Vol. 337 no. 6093 pp. 450-453
DOI: 10.1126/science.1223504


Plasmonic Nanolaser Using Epitaxially Grown Silver Film

Yu-Jung Lu1,*, Jisun Kim2,*, Hung-Ying Chen1, Chihhui Wu2, Nima Dabidian2, Charlotte E. Sanders2, Chun-Yuan Wang1, Ming-Yen Lu3, Bo-Hong Li4, Xianggang Qiu4, Wen-Hao Chang5, Lih-Juann Chen3, Gennady Shvets2, Chih-Kang Shih2,†, Shangjr Gwo1,†
Author Affiliations

1Department of Physics, National Tsing-Hua University, Hsinchu 30013, Taiwan. 2Department of Physics, The University of Texas at Austin, Austin, Texas 78712, USA. 3Department of Materials Science and Engineering, National Tsing-Hua University, Hsinchu 30013, Taiwan. 4Beijing National Laboratory for Condensed Matter Physics and Institute of Physics, Chinese Academy of Sciences, Beijing 100190, China. 5Department of Electrophysics, National Chiao-Tung University, Hsinchu 30010, Taiwan.

* These authors contributed equally to this work.

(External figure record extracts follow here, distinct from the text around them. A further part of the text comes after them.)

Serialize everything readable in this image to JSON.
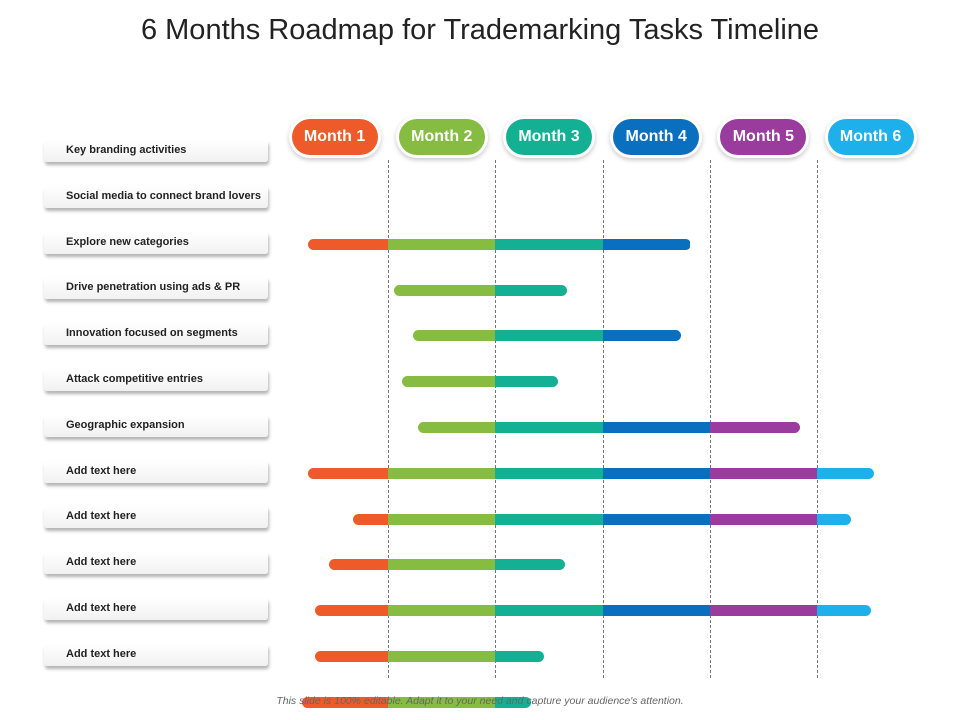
{
  "title": "6 Months Roadmap for Trademarking Tasks Timeline",
  "footer": "This slide is 100% editable. Adapt it to your need and capture your audience's attention.",
  "months": [
    {
      "label": "Month 1",
      "color": "#ee5a2a"
    },
    {
      "label": "Month 2",
      "color": "#86bc42"
    },
    {
      "label": "Month 3",
      "color": "#14b094"
    },
    {
      "label": "Month 4",
      "color": "#0a6fbf"
    },
    {
      "label": "Month 5",
      "color": "#9a3b9e"
    },
    {
      "label": "Month 6",
      "color": "#1db0ea"
    }
  ],
  "tasks": [
    {
      "label": "Key branding activities",
      "start": null,
      "end": null
    },
    {
      "label": "Social media to connect brand lovers",
      "start": 0.25,
      "end": 3.82
    },
    {
      "label": "Explore new categories",
      "start": 1.05,
      "end": 2.67
    },
    {
      "label": "Drive penetration using ads & PR",
      "start": 1.23,
      "end": 3.73
    },
    {
      "label": "Innovation focused on segments",
      "start": 1.13,
      "end": 2.58
    },
    {
      "label": "Attack competitive entries",
      "start": 1.28,
      "end": 4.84
    },
    {
      "label": "Geographic expansion",
      "start": 0.25,
      "end": 5.53
    },
    {
      "label": "Add text here",
      "start": 0.67,
      "end": 5.32
    },
    {
      "label": "Add text here",
      "start": 0.45,
      "end": 2.65
    },
    {
      "label": "Add text here",
      "start": 0.32,
      "end": 5.5
    },
    {
      "label": "Add text here",
      "start": 0.32,
      "end": 2.45
    },
    {
      "label": "Add text here",
      "start": 0.2,
      "end": 2.33
    }
  ]
}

A nanolaser is a key component for on-chip optical communications and computing systems. Here, we report on the low-threshold, continuous-wave operation of a subdiffraction nanolaser based on surface plasmon amplification by stimulated emission of radiation. The plasmonic nanocavity is formed between an atomically smooth epitaxial silver film and a single optically pumped nanorod consisting of an epitaxial gallium nitride shell and an indium gallium nitride core acting as gain medium. The atomic smoothness of the metallic film is crucial for reducing the modal volume and plasmonic losses. Bimodal lasing with similar pumping thresholds was experimentally observed, and polarization properties of the two modes were used to unambiguously identify them with theoretically predicted modes. The all-epitaxial approach opens a scalable platform for low-loss, active nanoplasmonics. [Emphasis mine.]
Received for publication 18 April 2012.
Accepted for publication 14 June 2012.